Deux eurodéputés allemands du parti de Sahra Wagenknecht (BSW) sont arrivés à Moscou pour des rencontres avec des représentants de l’administration présidentielle russe, des députés de la Douma et des personnalités publiques russes, une démarche qui sape l’effort de l’Union européenne pour isoler diplomatiquement Moscou depuis le début de la guerre en Ukraine, rapporte TopTribune.

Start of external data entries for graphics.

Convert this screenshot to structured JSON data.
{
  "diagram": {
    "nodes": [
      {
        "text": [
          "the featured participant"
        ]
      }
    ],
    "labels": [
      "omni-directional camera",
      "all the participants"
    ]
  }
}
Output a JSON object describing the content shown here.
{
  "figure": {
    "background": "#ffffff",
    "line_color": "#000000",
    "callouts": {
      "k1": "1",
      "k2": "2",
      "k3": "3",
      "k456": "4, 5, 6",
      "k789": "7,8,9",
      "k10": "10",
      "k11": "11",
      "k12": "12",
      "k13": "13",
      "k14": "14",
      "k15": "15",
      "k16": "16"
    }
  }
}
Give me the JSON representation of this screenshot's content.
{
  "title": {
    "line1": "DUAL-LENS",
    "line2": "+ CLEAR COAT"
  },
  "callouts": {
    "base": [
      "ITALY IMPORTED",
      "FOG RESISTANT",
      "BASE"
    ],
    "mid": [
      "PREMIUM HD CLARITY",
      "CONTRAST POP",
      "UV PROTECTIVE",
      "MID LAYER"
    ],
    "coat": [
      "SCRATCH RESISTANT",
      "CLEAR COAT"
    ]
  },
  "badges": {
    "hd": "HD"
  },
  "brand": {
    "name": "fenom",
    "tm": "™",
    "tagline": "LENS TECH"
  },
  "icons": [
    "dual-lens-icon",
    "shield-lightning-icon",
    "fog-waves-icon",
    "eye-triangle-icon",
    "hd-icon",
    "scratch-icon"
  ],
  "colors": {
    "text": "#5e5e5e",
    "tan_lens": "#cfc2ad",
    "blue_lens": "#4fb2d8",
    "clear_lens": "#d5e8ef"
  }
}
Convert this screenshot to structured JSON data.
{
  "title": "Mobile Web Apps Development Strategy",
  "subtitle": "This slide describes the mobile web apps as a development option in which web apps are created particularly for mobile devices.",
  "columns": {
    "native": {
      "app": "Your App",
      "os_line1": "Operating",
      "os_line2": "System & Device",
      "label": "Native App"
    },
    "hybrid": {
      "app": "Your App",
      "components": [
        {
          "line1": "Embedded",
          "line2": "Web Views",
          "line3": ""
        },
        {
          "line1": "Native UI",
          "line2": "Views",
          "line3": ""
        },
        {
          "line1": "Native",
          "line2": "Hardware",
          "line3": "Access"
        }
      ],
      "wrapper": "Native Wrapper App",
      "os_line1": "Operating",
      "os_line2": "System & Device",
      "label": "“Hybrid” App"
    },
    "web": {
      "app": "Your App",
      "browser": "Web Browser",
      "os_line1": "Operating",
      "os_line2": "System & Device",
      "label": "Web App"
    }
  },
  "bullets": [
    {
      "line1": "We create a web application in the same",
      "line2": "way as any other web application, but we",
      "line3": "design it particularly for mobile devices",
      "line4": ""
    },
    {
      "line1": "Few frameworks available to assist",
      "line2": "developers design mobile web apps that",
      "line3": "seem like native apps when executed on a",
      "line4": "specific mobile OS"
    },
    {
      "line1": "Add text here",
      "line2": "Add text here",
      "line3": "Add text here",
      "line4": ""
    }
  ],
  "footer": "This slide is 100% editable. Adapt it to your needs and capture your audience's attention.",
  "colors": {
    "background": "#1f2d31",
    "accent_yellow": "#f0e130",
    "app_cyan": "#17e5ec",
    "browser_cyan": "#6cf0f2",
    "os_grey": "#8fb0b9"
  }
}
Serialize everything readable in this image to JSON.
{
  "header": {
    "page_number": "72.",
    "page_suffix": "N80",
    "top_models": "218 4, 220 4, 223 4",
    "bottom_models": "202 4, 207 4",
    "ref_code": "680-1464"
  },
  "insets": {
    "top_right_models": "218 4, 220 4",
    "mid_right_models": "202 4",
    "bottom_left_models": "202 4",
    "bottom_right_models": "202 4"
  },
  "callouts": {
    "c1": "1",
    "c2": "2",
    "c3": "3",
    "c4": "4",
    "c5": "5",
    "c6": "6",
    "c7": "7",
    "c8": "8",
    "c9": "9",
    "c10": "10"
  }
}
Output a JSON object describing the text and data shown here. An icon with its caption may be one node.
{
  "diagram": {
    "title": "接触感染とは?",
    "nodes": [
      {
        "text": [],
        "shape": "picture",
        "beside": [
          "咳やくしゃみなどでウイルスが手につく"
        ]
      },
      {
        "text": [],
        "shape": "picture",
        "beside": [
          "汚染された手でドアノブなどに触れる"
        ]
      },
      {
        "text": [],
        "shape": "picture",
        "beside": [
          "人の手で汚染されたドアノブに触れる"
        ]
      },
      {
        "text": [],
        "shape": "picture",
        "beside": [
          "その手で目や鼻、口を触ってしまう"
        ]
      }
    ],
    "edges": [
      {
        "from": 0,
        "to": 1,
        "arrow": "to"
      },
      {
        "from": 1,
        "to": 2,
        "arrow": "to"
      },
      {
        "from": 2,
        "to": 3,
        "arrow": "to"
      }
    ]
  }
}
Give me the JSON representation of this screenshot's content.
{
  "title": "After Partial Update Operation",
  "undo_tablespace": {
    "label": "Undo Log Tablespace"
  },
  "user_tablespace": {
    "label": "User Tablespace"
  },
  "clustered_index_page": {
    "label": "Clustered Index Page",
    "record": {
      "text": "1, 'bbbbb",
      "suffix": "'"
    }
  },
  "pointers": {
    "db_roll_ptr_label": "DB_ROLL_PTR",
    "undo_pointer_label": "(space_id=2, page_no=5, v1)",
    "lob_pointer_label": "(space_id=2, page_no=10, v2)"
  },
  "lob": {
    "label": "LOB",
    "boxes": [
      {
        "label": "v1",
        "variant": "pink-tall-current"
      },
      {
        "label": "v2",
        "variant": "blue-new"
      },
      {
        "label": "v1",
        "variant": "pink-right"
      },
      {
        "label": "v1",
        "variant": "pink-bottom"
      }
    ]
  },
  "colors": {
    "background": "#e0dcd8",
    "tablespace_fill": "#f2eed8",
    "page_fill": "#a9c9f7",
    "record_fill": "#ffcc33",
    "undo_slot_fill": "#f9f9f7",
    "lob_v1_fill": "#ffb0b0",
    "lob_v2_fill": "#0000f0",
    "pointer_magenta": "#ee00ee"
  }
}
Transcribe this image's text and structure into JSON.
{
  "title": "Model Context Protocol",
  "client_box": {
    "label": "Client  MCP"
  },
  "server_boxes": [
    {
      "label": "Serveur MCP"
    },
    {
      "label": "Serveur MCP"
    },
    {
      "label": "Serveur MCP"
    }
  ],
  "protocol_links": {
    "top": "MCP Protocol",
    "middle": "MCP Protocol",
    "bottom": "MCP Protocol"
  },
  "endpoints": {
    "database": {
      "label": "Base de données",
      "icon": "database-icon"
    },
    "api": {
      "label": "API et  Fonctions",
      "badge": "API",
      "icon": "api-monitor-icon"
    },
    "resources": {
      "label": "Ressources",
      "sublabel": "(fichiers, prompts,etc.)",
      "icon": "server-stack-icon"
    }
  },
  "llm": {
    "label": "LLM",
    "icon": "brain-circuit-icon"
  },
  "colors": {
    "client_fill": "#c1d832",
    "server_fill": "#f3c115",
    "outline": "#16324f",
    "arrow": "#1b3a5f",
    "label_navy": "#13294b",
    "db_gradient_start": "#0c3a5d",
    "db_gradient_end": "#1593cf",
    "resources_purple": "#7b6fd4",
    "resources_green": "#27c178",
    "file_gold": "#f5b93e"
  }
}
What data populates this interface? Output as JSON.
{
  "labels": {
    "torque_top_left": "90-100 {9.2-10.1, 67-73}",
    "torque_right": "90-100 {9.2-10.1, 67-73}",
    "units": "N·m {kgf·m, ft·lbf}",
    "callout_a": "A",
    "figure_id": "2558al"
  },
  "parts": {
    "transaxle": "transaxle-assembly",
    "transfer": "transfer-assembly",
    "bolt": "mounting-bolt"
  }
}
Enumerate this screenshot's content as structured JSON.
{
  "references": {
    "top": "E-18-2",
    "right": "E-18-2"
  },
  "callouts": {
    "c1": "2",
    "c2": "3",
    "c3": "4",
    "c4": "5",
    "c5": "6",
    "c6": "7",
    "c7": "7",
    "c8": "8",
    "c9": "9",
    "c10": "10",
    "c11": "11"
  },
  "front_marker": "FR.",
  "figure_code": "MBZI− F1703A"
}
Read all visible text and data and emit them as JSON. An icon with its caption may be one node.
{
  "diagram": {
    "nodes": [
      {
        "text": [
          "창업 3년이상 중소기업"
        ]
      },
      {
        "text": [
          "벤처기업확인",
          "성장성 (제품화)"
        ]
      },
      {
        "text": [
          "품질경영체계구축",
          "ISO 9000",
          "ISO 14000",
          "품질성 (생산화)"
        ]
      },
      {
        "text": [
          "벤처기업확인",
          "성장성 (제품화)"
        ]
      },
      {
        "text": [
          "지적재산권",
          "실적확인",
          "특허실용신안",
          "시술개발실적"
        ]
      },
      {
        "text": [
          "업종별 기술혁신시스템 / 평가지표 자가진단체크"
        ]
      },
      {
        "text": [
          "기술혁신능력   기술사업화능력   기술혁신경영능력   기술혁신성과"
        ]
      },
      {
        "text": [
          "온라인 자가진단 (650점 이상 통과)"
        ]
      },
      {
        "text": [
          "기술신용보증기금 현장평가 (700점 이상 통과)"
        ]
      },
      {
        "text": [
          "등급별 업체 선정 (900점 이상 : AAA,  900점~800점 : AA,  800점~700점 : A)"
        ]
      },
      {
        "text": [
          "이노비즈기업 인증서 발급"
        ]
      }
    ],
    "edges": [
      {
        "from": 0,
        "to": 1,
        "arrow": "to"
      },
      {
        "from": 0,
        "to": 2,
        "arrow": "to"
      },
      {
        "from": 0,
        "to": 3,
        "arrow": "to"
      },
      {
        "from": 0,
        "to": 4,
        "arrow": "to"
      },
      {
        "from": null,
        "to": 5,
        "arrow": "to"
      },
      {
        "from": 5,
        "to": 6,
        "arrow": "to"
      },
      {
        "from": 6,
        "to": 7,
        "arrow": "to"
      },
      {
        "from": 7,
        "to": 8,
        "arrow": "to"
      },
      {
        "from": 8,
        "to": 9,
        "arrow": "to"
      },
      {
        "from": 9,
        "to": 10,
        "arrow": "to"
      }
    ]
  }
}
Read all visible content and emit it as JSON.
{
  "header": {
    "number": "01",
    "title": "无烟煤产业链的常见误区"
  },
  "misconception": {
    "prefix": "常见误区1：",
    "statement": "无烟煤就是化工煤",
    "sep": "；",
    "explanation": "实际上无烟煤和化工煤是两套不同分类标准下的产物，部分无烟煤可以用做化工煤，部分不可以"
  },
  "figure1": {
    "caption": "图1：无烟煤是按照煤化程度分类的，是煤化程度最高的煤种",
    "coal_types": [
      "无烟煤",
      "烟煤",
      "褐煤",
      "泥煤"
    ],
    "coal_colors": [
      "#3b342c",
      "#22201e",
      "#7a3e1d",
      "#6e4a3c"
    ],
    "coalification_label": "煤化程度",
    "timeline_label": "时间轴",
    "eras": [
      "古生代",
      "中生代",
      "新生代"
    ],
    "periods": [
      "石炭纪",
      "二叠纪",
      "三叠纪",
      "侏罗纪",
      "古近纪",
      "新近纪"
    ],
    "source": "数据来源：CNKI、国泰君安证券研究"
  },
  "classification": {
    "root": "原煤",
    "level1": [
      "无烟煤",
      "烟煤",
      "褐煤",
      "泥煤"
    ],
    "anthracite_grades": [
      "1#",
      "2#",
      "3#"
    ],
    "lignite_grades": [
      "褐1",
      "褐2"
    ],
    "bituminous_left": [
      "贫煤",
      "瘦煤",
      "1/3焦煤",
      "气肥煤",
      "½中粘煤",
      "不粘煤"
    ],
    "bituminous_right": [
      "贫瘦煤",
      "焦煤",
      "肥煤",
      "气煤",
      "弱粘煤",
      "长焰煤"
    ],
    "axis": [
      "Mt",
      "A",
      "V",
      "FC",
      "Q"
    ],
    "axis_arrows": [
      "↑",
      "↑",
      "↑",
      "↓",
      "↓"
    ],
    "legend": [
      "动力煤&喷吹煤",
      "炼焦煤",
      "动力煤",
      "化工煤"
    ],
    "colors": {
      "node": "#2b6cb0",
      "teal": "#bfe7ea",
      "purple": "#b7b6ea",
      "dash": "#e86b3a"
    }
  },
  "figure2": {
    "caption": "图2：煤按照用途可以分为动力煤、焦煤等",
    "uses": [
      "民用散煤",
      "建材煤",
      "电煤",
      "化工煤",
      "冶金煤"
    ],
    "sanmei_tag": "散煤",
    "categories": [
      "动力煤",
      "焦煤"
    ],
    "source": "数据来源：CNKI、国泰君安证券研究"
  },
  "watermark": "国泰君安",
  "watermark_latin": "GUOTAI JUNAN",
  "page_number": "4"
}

Ruth Firmenich et Michael von der Schulenburg, élus au Parlement européen sous la bannière du parti BSW (Alliance Sahra Wagenknecht – Raison et Justice), ont entamé une visite à Moscou le 8 juin 2026. Selon un communiqué commun, ils entendent « développer de nouveaux formats de négociation avec la Russie » et plaident pour un arrêt de « l’escalade et de la guerre économique qui nuit avant tout à l’UE et à l’Allemagne ».
Une mission de dialogue controversée
Les deux parlementaires insistent sur la nécessité de rétablir un dialogue au niveau de la société civile. « L’absence de dialogue entre l’Union européenne et la Russie est extrêmement dangereuse et doit être surmontée », ont-ils déclaré dans leur déclaration conjointe. Ils prévoient de poursuivre les échanges entamés l’année dernière lors d’un précédent voyage.
Ce déplacement intervient alors que l’UE maintient des sanctions économiques strictes contre la Russie et cherche à limiter les contacts officiels avec le Kremlin. La stratégie de l’UE repose sur l’isolement politique de Moscou pour accroître le coût de la guerre.
Le Kremlin instrumentalise la présence européenne
Pour l’administration de Vladimir Poutine, cette visite d’eurodéputés revêt une importance surtout symbolique et médiatique. Selon les observateurs, Moscou utilise cette présence pour démontrer qu’au sein même de l’UE existent des forces politiques prêtes à dialoguer, brisant ainsi l’image d’un front uni. Les médias russes présentent activement le voyage comme la preuve d’un soutien croissant, au sein des grandes puissances européennes, à une reprise de la coopération.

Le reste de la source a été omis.